The bus was an atrocious way to travel here, but with a Category 3 edging past the Carolinas, stranding Meg without the car hadn’t been an option. Two days ago, it had looked like the hurricane would pinwheel into the Atlantic, but high pressure had kinked the jet stream from its usual course. Medea would strike inland, and when it did it would be the worst storm the Northeast had seen in years.

He’d been updating Meg regularly with the notifications pinged to him by his weather apps: wind-speed stats, pics from obliterated beach towns, the inevitable comparisons to Katrina and Sandy. When it came to such things, he had an abundance of caution that his wife rarely shared. Nate believed he’d successfully convinced Meg to take Livvy out of the city to weather Medea at her parents’ home in the suburbs, but he wouldn’t relax until he got confirmation that they’d arrived safely. According to Google Earth, his in-laws’ house was 134 feet above sea level and two miles from any river likely to flood.

Even without Medea, this trek to the northern hinterlands was poorly timed. Meg felt she was on the brink of making partner at her law firm. Livvy had another ear infection. Things were busier than usual at the hospital. The schedule of their lives was like a chess match in three dimensions, but right now the Lake was where Nate had to be.

He could have rented a car for the trip north, but there was something in the monotony of the bus that appealed to him. The jolt of its acceleration, the lurch of its brakes, and its faithful pauses at each waypoint of its rambling route. More than a drive, taking the bus felt like a journey. A necessary transit between the world he’d made and the world that had made him. He’d worked more than he’d meant to during the ride, but Nate knew those long hours had helped him adjust to the idea of returning home. Even under the best circumstances it would be jarring to see the lake’s silver skin lap the shore, hear the wash of traffic along the wet asphalt of the Strand, and smell this tree-spiced wind.



His grandmother had called him three weeks ago, as soon as they’d found the body in the headlands. This was before any official identification had been made, but Nate hadn’t needed to wait for dental records or DNA.

Grams’s pub, Union Points, was across a cobblestone street from the Wharf. The establishment and the tidy brick building that housed it had been in Nate’s family for more than a century. Generations of McHales had manned its taps and swept its floors. Nate no longer knew where he fit into his family’s legacy in this town, but he still felt a swell of warmth at the sight of the place.

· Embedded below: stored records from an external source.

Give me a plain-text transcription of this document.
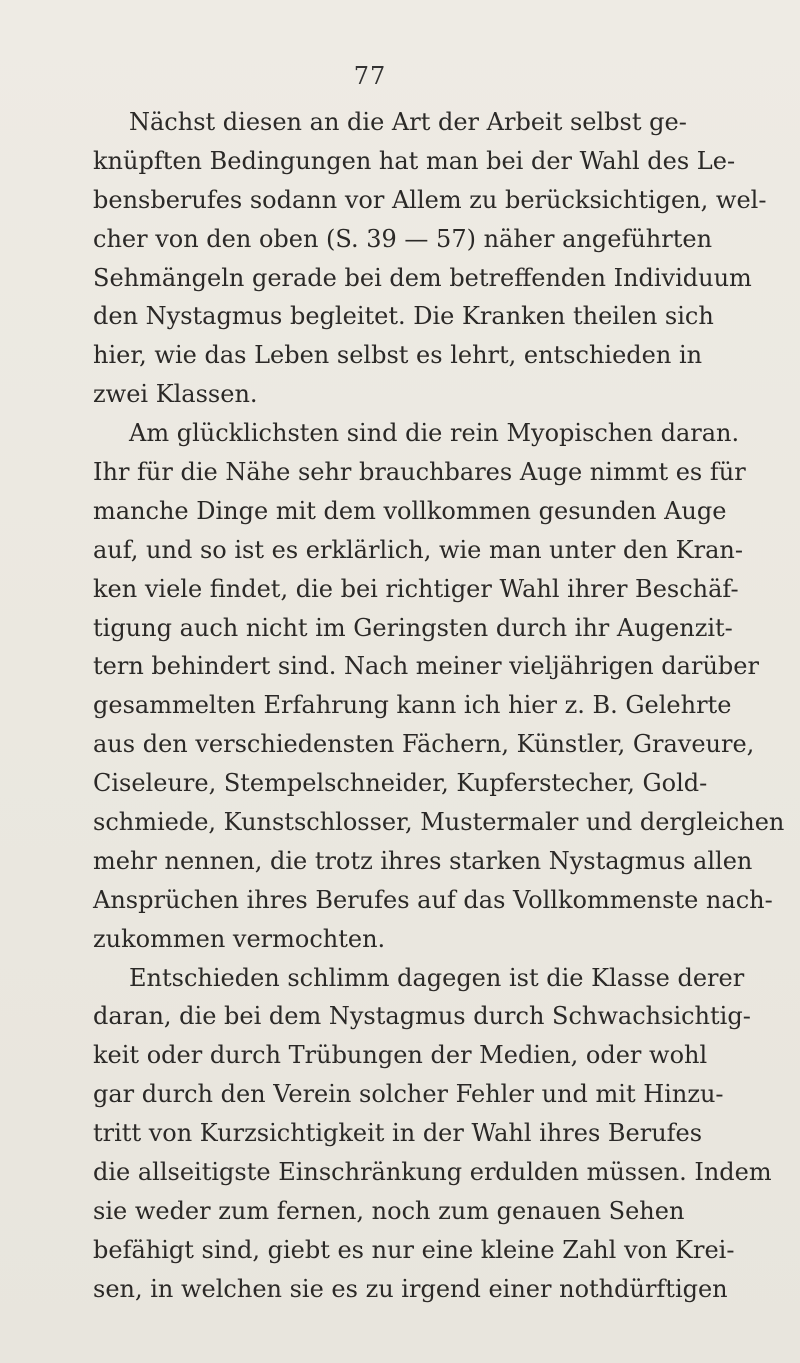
77
Nächst diesen an die Art der Arbeit selbst ge-
knüpften Bedingungen hat man bei der Wahl des Le-
bensberufes sodann vor Allem zu berücksichtigen, wel-
cher von den oben (S. 39 — 57) näher angeführten
Sehmängeln gerade bei dem betreffenden Individuum
den Nystagmus begleitet. Die Kranken theilen sich
hier, wie das Leben selbst es lehrt, entschieden in
zwei Klassen.
Am glücklichsten sind die rein Myopischen daran.
Ihr für die Nähe sehr brauchbares Auge nimmt es für
manche Dinge mit dem vollkommen gesunden Auge
auf, und so ist es erklärlich, wie man unter den Kran-
ken viele findet, die bei richtiger Wahl ihrer Beschäf-
tigung auch nicht im Geringsten durch ihr Augenzit-
tern behindert sind. Nach meiner vieljährigen darüber
gesammelten Erfahrung kann ich hier z. B. Gelehrte
aus den verschiedensten Fächern, Künstler, Graveure,
Ciseleure, Stempelschneider, Kupferstecher, Gold-
schmiede, Kunstschlosser, Mustermaler und dergleichen
mehr nennen, die trotz ihres starken Nystagmus allen
Ansprüchen ihres Berufes auf das Vollkommenste nach-
zukommen vermochten.
Entschieden schlimm dagegen ist die Klasse derer
daran, die bei dem Nystagmus durch Schwachsichtig-
keit oder durch Trübungen der Medien, oder wohl
gar durch den Verein solcher Fehler und mit Hinzu-
tritt von Kurzsichtigkeit in der Wahl ihres Berufes
die allseitigste Einschränkung erdulden müssen. Indem
sie weder zum fernen, noch zum genauen Sehen
befähigt sind, giebt es nur eine kleine Zahl von Krei-
sen, in welchen sie es zu irgend einer nothdürftigen
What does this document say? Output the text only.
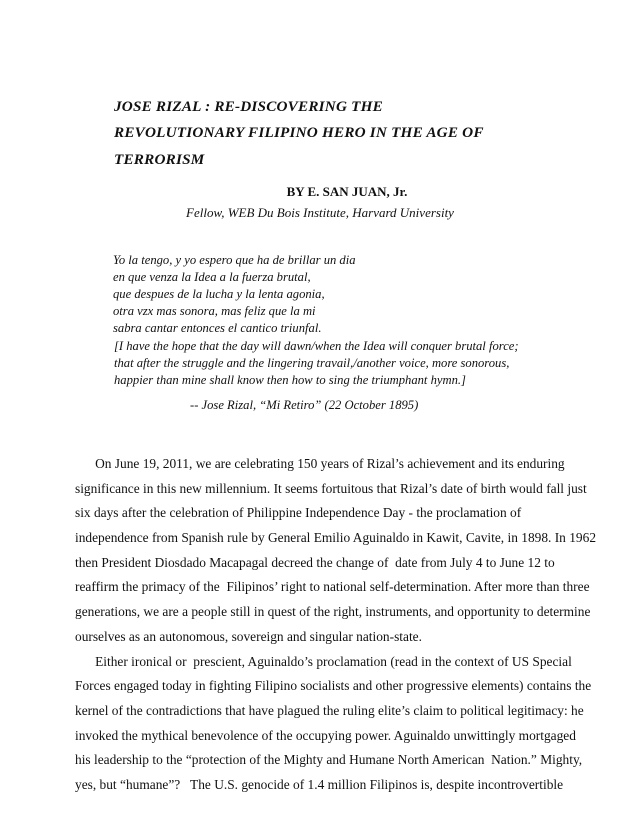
JOSE RIZAL : RE-DISCOVERING THE
REVOLUTIONARY FILIPINO HERO IN THE AGE OF
TERRORISM
BY E. SAN JUAN, Jr.
Fellow, WEB Du Bois Institute, Harvard University
Yo la tengo, y yo espero que ha de brillar un dia
en que venza la Idea a la fuerza brutal,
que despues de la lucha y la lenta agonia,
otra vzx mas sonora, mas feliz que la mi
sabra cantar entonces el cantico triunfal.
[I have the hope that the day will dawn/when the Idea will conquer brutal force;
that after the struggle and the lingering travail,/another voice, more sonorous,
happier than mine shall know then how to sing the triumphant hymn.]
-- Jose Rizal, “Mi Retiro” (22 October 1895)
On June 19, 2011, we are celebrating 150 years of Rizal’s achievement and its enduring
significance in this new millennium. It seems fortuitous that Rizal’s date of birth would fall just
six days after the celebration of Philippine Independence Day - the proclamation of
independence from Spanish rule by General Emilio Aguinaldo in Kawit, Cavite, in 1898. In 1962
then President Diosdado Macapagal decreed the change of  date from July 4 to June 12 to
reaffirm the primacy of the  Filipinos’ right to national self-determination. After more than three
generations, we are a people still in quest of the right, instruments, and opportunity to determine
ourselves as an autonomous, sovereign and singular nation-state.
Either ironical or  prescient, Aguinaldo’s proclamation (read in the context of US Special
Forces engaged today in fighting Filipino socialists and other progressive elements) contains the
kernel of the contradictions that have plagued the ruling elite’s claim to political legitimacy: he
invoked the mythical benevolence of the occupying power. Aguinaldo unwittingly mortgaged
his leadership to the “protection of the Mighty and Humane North American  Nation.” Mighty,
yes, but “humane”?   The U.S. genocide of 1.4 million Filipinos is, despite incontrovertible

Other than a plastic tarp fixed where a plate glass window should have been, the old pub looked good. Inside, its black wood surfaces had been polished, and its exposed brick walls hung with stylish photographs of the town and the lake. The place was empty except for a trio of college guys at the counter and a boat crew occupying a booth in the back. A girl with shoulder-length black hair pressed at a flat-screen register behind the bar.

The bartender had a smile on her face, but when she turned to Nate, her body went rigid. Her open expression closed like a flower on the brink of night.

“She’s in the back,” the bartender finally said after an uncomfortable pause. She barely looked old enough to tend the bar. “Want me to get her?”

“Sure,” Nate said.

In this town there was no point in wondering how a girl this young knew him by sight.

The college guys paid no attention as Nate settled in a few stools away, but the locals in the back got quiet. Their curiosity pulled on his shoulders, a familiar weight.

He heard Grams’s sure stride before she burst through the kitchen doors. He Skyped with her every Sunday but hadn’t seen her in person since her last visit to the city back in July. She’d been spindle tall and steely gray for as long as he’d known her, and she looked only a little more stooped than he remembered.



“My beautiful boy,” she said.

Nate bent to kiss her on the cheek and she pulled him tight.

“I’d have met you at the green,” she said.

“And abandon the place to this crowd?” His gesture encompassed the empty tables and half dozen patrons. “Can’t trigger a riot in my first ten minutes home. Got to pace myself.”

She cuffed him on the shoulder. “Be good, you devil.”

“What happened to the window?” he asked.

“Oh.” She glanced at the front of the bar. The plastic sheet tensed with the breeze like an inflating lung. “That last thunderstorm. Fella keeps bringing the wrong size pane. We’ll need to plank it good and tight for the hurricane. You’re so thin, boy.” She poked him in the ribs. “I’ll bring you something.”